To help your family notice the nature in your neighborhood, Raven-Ellison suggests taking regular walks on the wild side during which you try at least one of these activities:

• Quietly follow a squirrel or other animal for as long as you can. Where does it go? What does it do?

• Count how many blocks or steps can you travel without making a single bird fly off. (This article can get your child started as a birder.)

• Take a photography safari to snap pictures of 10 animals, each one smaller than the last. (Here’s some advice from Nat Geo photographers about taking pictures of wildlife.)

• Sit quietly under a tree and wait. What sights, sounds, and smells do you notice?

• Go on a bird stakeout. Observe a resident flock, take notes on how they look and what they do, and give them all names that reflect their personalities—like Hoppy, Whistler, and Feeder Hog!

• Assign points to different wild woodsy things (for instance, pigeon = 1, rabbit = 5), and collect points as you spot them on the walk. First one to 20 wins!

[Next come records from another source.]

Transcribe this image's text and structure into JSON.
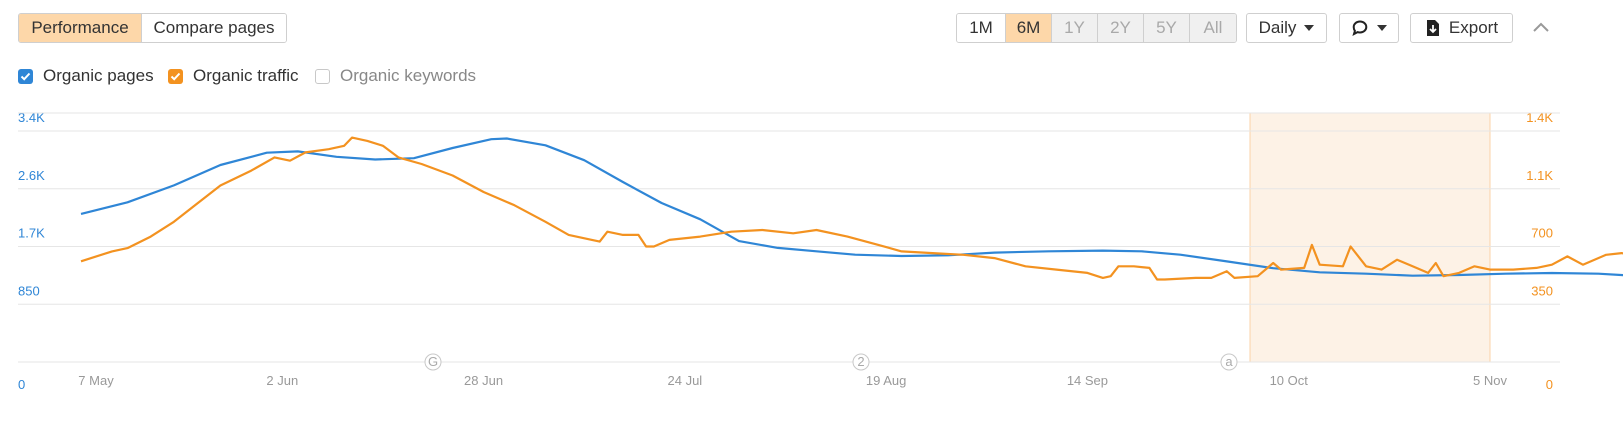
{
  "tabs": {
    "performance": "Performance",
    "compare": "Compare pages"
  },
  "ranges": [
    {
      "label": "1M",
      "state": "normal"
    },
    {
      "label": "6M",
      "state": "active"
    },
    {
      "label": "1Y",
      "state": "disabled"
    },
    {
      "label": "2Y",
      "state": "disabled"
    },
    {
      "label": "5Y",
      "state": "disabled"
    },
    {
      "label": "All",
      "state": "disabled"
    }
  ],
  "interval": "Daily",
  "export_label": "Export",
  "legend": {
    "pages": "Organic pages",
    "traffic": "Organic traffic",
    "keywords": "Organic keywords"
  },
  "colors": {
    "pages": "#2f86d6",
    "traffic": "#f39220",
    "accent_bg": "#fdd7a9",
    "highlight": "#fdf2e6"
  },
  "icons": [
    "chevron-up-icon",
    "comment-icon",
    "export-icon",
    "checkbox-icon"
  ],
  "chart_data": {
    "type": "line",
    "x_ticks": [
      "7 May",
      "2 Jun",
      "28 Jun",
      "24 Jul",
      "19 Aug",
      "14 Sep",
      "10 Oct",
      "5 Nov"
    ],
    "x_range": [
      "2024-05-07",
      "2024-11-05"
    ],
    "y_left": {
      "ticks": [
        "0",
        "850",
        "1.7K",
        "2.6K",
        "3.4K"
      ],
      "range": [
        0,
        3400
      ]
    },
    "y_right": {
      "ticks": [
        "0",
        "350",
        "700",
        "1.1K",
        "1.4K"
      ],
      "range": [
        0,
        1400
      ]
    },
    "grid": true,
    "annotations": [
      "G",
      "2",
      "a"
    ],
    "highlight_range": [
      "2024-10-05",
      "2024-11-05"
    ],
    "series": [
      {
        "name": "Organic pages",
        "axis": "left",
        "values": [
          [
            0,
            2180
          ],
          [
            6,
            2350
          ],
          [
            12,
            2600
          ],
          [
            18,
            2900
          ],
          [
            24,
            3080
          ],
          [
            28,
            3100
          ],
          [
            33,
            3020
          ],
          [
            38,
            2980
          ],
          [
            43,
            3000
          ],
          [
            48,
            3150
          ],
          [
            53,
            3280
          ],
          [
            55,
            3290
          ],
          [
            60,
            3190
          ],
          [
            65,
            2970
          ],
          [
            70,
            2650
          ],
          [
            75,
            2340
          ],
          [
            80,
            2100
          ],
          [
            85,
            1780
          ],
          [
            90,
            1680
          ],
          [
            95,
            1630
          ],
          [
            100,
            1580
          ],
          [
            106,
            1560
          ],
          [
            112,
            1570
          ],
          [
            118,
            1610
          ],
          [
            125,
            1630
          ],
          [
            132,
            1640
          ],
          [
            137,
            1630
          ],
          [
            142,
            1580
          ],
          [
            148,
            1480
          ],
          [
            154,
            1380
          ],
          [
            160,
            1320
          ],
          [
            166,
            1300
          ],
          [
            172,
            1270
          ],
          [
            178,
            1280
          ],
          [
            184,
            1300
          ],
          [
            190,
            1310
          ],
          [
            196,
            1300
          ],
          [
            202,
            1260
          ],
          [
            208,
            1210
          ]
        ]
      },
      {
        "name": "Organic traffic",
        "axis": "right",
        "values": [
          [
            0,
            610
          ],
          [
            4,
            670
          ],
          [
            6,
            690
          ],
          [
            9,
            760
          ],
          [
            12,
            850
          ],
          [
            15,
            960
          ],
          [
            18,
            1070
          ],
          [
            22,
            1160
          ],
          [
            25,
            1240
          ],
          [
            27,
            1220
          ],
          [
            29,
            1270
          ],
          [
            32,
            1290
          ],
          [
            34,
            1310
          ],
          [
            35,
            1360
          ],
          [
            37,
            1340
          ],
          [
            39,
            1310
          ],
          [
            41,
            1240
          ],
          [
            44,
            1200
          ],
          [
            48,
            1130
          ],
          [
            52,
            1030
          ],
          [
            56,
            950
          ],
          [
            60,
            850
          ],
          [
            63,
            770
          ],
          [
            66,
            740
          ],
          [
            67,
            730
          ],
          [
            68,
            790
          ],
          [
            70,
            770
          ],
          [
            72,
            770
          ],
          [
            73,
            700
          ],
          [
            74,
            700
          ],
          [
            76,
            740
          ],
          [
            80,
            760
          ],
          [
            84,
            790
          ],
          [
            88,
            800
          ],
          [
            92,
            780
          ],
          [
            95,
            800
          ],
          [
            99,
            760
          ],
          [
            103,
            710
          ],
          [
            106,
            670
          ],
          [
            110,
            660
          ],
          [
            114,
            650
          ],
          [
            118,
            630
          ],
          [
            122,
            580
          ],
          [
            126,
            560
          ],
          [
            130,
            540
          ],
          [
            132,
            510
          ],
          [
            133,
            520
          ],
          [
            134,
            580
          ],
          [
            136,
            580
          ],
          [
            138,
            570
          ],
          [
            139,
            500
          ],
          [
            140,
            500
          ],
          [
            144,
            510
          ],
          [
            146,
            510
          ],
          [
            148,
            550
          ],
          [
            149,
            510
          ],
          [
            152,
            520
          ],
          [
            154,
            600
          ],
          [
            155,
            560
          ],
          [
            158,
            570
          ],
          [
            159,
            710
          ],
          [
            160,
            590
          ],
          [
            163,
            580
          ],
          [
            164,
            700
          ],
          [
            166,
            580
          ],
          [
            168,
            560
          ],
          [
            170,
            620
          ],
          [
            172,
            580
          ],
          [
            174,
            540
          ],
          [
            175,
            600
          ],
          [
            176,
            520
          ],
          [
            178,
            540
          ],
          [
            180,
            580
          ],
          [
            182,
            560
          ],
          [
            185,
            560
          ],
          [
            188,
            570
          ],
          [
            190,
            590
          ],
          [
            192,
            640
          ],
          [
            194,
            590
          ],
          [
            197,
            650
          ],
          [
            199,
            660
          ],
          [
            201,
            640
          ],
          [
            203,
            660
          ],
          [
            205,
            670
          ],
          [
            206,
            660
          ],
          [
            207,
            660
          ]
        ]
      }
    ]
  }
}
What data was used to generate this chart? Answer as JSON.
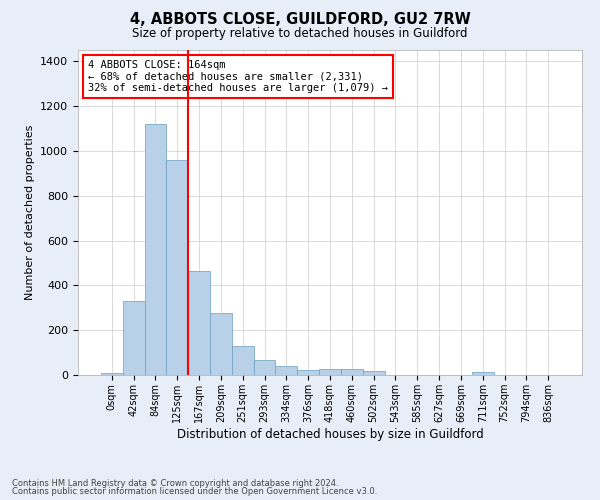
{
  "title": "4, ABBOTS CLOSE, GUILDFORD, GU2 7RW",
  "subtitle": "Size of property relative to detached houses in Guildford",
  "xlabel": "Distribution of detached houses by size in Guildford",
  "ylabel": "Number of detached properties",
  "bar_labels": [
    "0sqm",
    "42sqm",
    "84sqm",
    "125sqm",
    "167sqm",
    "209sqm",
    "251sqm",
    "293sqm",
    "334sqm",
    "376sqm",
    "418sqm",
    "460sqm",
    "502sqm",
    "543sqm",
    "585sqm",
    "627sqm",
    "669sqm",
    "711sqm",
    "752sqm",
    "794sqm",
    "836sqm"
  ],
  "bar_values": [
    10,
    330,
    1120,
    960,
    465,
    275,
    130,
    68,
    38,
    22,
    25,
    25,
    18,
    0,
    0,
    0,
    0,
    12,
    0,
    0,
    0
  ],
  "bar_color": "#b8d0e8",
  "bar_edge_color": "#6a9fc0",
  "vline_color": "red",
  "annotation_text": "4 ABBOTS CLOSE: 164sqm\n← 68% of detached houses are smaller (2,331)\n32% of semi-detached houses are larger (1,079) →",
  "annotation_box_color": "white",
  "annotation_box_edge_color": "red",
  "ylim": [
    0,
    1450
  ],
  "yticks": [
    0,
    200,
    400,
    600,
    800,
    1000,
    1200,
    1400
  ],
  "bg_color": "#e8eef8",
  "plot_bg_color": "#ffffff",
  "grid_color": "#cccccc",
  "footer_line1": "Contains HM Land Registry data © Crown copyright and database right 2024.",
  "footer_line2": "Contains public sector information licensed under the Open Government Licence v3.0."
}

• Where permitted, climb a tree. Choose one kids can reach on their own (no lifting!) and make sure three points of the body—two hands and one foot, or two feet and one hand—are supported by branches at all times. (If you’re still nervous, check out why a little risky play is good for children.)

• Swatch nature. Pick up paint swatches from the local hardware store and try to match the colors to things you find in nature.

• If your kids are into it (and if you can handle it), investigate the “murder” of a bird or other woodland critter. Draw a white chalk line around the body (but don’t touch!) and look for clues as to how, when, where, and why the animal died.